Ciao Pantin

Dans cette soirée un peu nulle, avec un DJ qui enchaîne les quarts d’heures zouk et les moments slows, ma meilleure amie, celle avec qui j’ai traversé Paris à dos de camion postal toute une nuit, voit Gad Elmaleh partout. Au début, c’était drôle. Cette fille était dingue, vraiment, toujours la première pour faire n’importe quoi, pour partir n’importe où, embrassez qui vous voudrez, vivez, rien ne lui faisait peur, rien ne l’empêchait de faire exactement ce qu’elle voulait. Au départ, j’ai cru qu’elle se foutait de moi. Elle se précipitait sur les hommes en leur criant d’enlever leur masque, de se révéler, de se montrer. Elle parcourait la salle plongée dans l’obscurité en hurlant qu’elle allait le retrouver, que ca ne se passerait pas comme ca, qu’il ne pourrait pas s’échapper. Ce soir là, on a fini aux urgences, je suis repartie seule, elle est restée, internée par l’interne en psychiatrie. Le lendemain elle m’appelait d’une cabine, elle s’était échappée, le monde entier lui en voulait.

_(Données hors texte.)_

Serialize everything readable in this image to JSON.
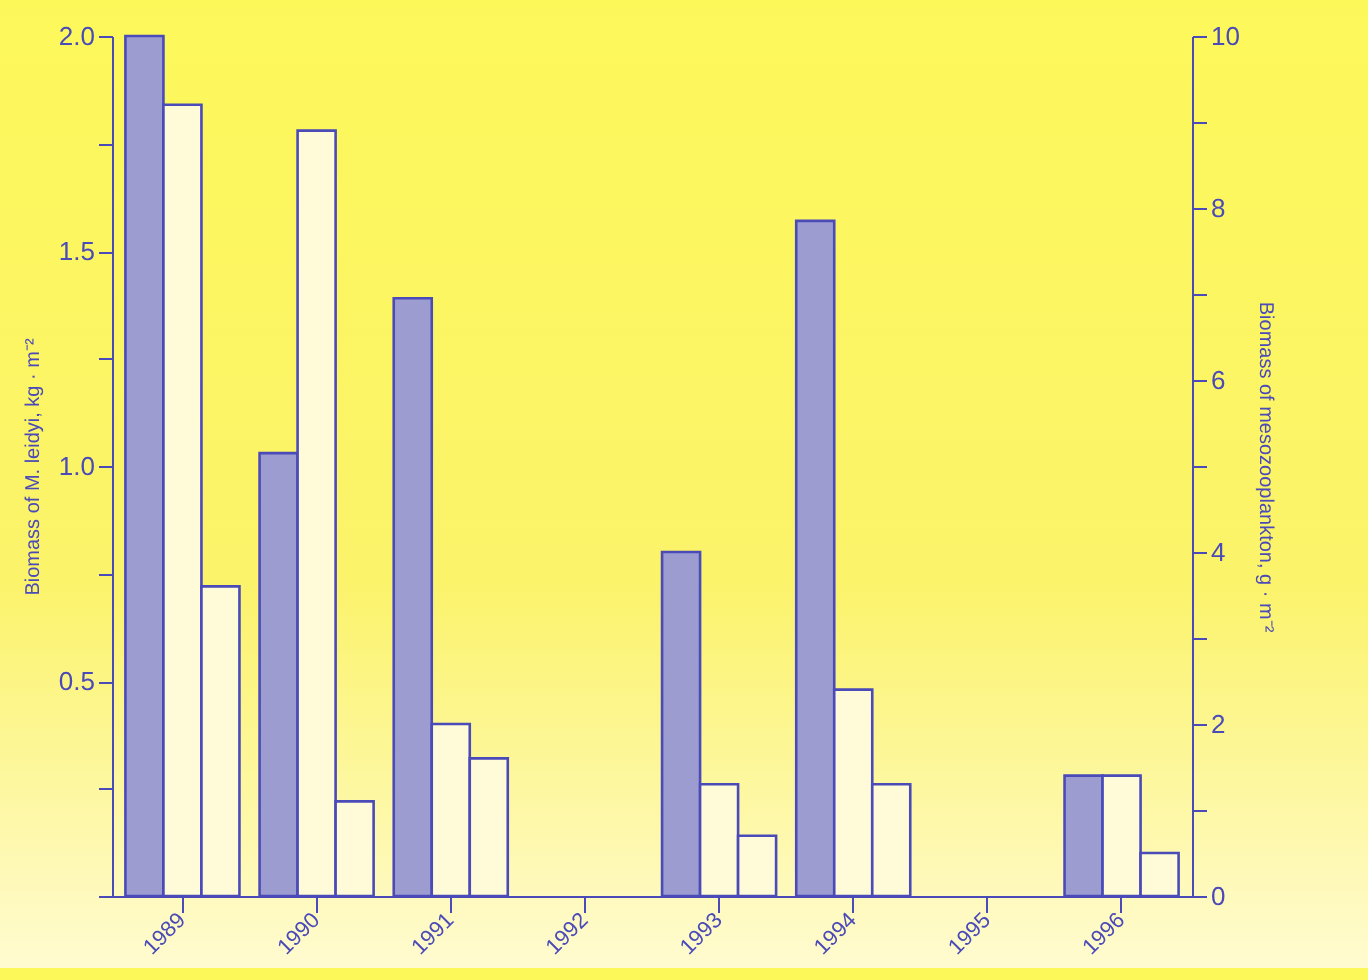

Je n’ai jamais revu mon amie. Je n’ai croisé que son enveloppe, habitée par quelqu’un d’autre. Une malade hantée par des voix, par des hallucinations, par une sensation d’appartenir au monde entier, d’être à la fois la route et la voiture, l’arbre et le son, une fille abrutie par des grammes lourds de neuroleptiques, à gober du Solian par plaquette à la moindre contrariété, une fille usée d’être incomprise, qui passait des heures à m’expliquer qu’elle avait raison, que ce qu’elle voyait était vrai, qu’elle était la victime d’un complot des médias à son encontre, qu’on la suivait partout, qu’on l’attendait. Dans son malheur, son délire n’était pas violent, elle se pensait juste célèbre et adulée, dépensait des fortunes, écrivait aux agents d’artistes et aux radios, pensait qu’elle allait se marier avec ce grand humoriste, qui venait en secret lui apporter des cadeaux lorsqu’elle dormait. J’ai eu du mal à croire qu’elle était malade, c’était tellement incroyable, elle était tellement convaincue, elle me trainait à l’entrée des théâtres, elle envoyait des fleurs pour les premières, elle me disait l’avoir eu au téléphone, cette star qui l’aimait en secret, qu’ils allaient partir ensemble aux Maldives, elle avait même acheté les billets, 2200 euros payés pour rien, pour un billet British Airways pour une célébrité qui ne savait même pas qu’elle existait.

Ce soir, devant Faites Entrer l’Accusé, je pense à elle, parce que sa schizophrénie était si douce, son délire si rose, si pailleté, pas de monstres, pas de sang, juste une perception complétement magnifiée de la réalité, elle avait enfin sa juste place sans son délire organisé, c’était la star, c’était elle qui comptait, elle était si bien, elle ne voulait pas redescendre, elle demandait à son psychiatre si elle pouvait planer gentiment toute sa vie, sans rien déranger, juste elle et son délire, dans son coin, comme un trip qui ne finit jamais. Je pense à elle et je me demande où elle est, si elle a fini par rejoindre le monde des stars en noir et blanc et des tapis rouges dans le ciel, comme elle le voulait, où si elle erre toujours dans la rue, le regard dans le vide et les fringues déchirées, comme la dernière fois que je l’ai croisée. Je crois qu’elle avait compris qu’elle ne reviendrait vraiment jamais, que la maladie avait gagné, qu’il ne servait à rien de résister, elle se laissait aller, elle prenait le bus des heures durant, elle était le pont, elle était la pluie, elle pleurait du bonheur des fous, transfigurée par des visions qu’elle ne pouvait pas partager, éclatée de bonheur comme on prend une overdose de drogue, elle s’en foutait de passer pour normale, ca ne lui faisait plus rien, elle survivait parce qu’il le fallait, parce qu’on lui interdisait de faire autrement, elle m’appelait pour me dire des mots sans suite, elle chantait, elle raccrochait, elle était enfermée et puis elle sortait, de l’hôpital et puis d’elle même, la raison envolée, cercle sans dessein, concentrique vers la fin.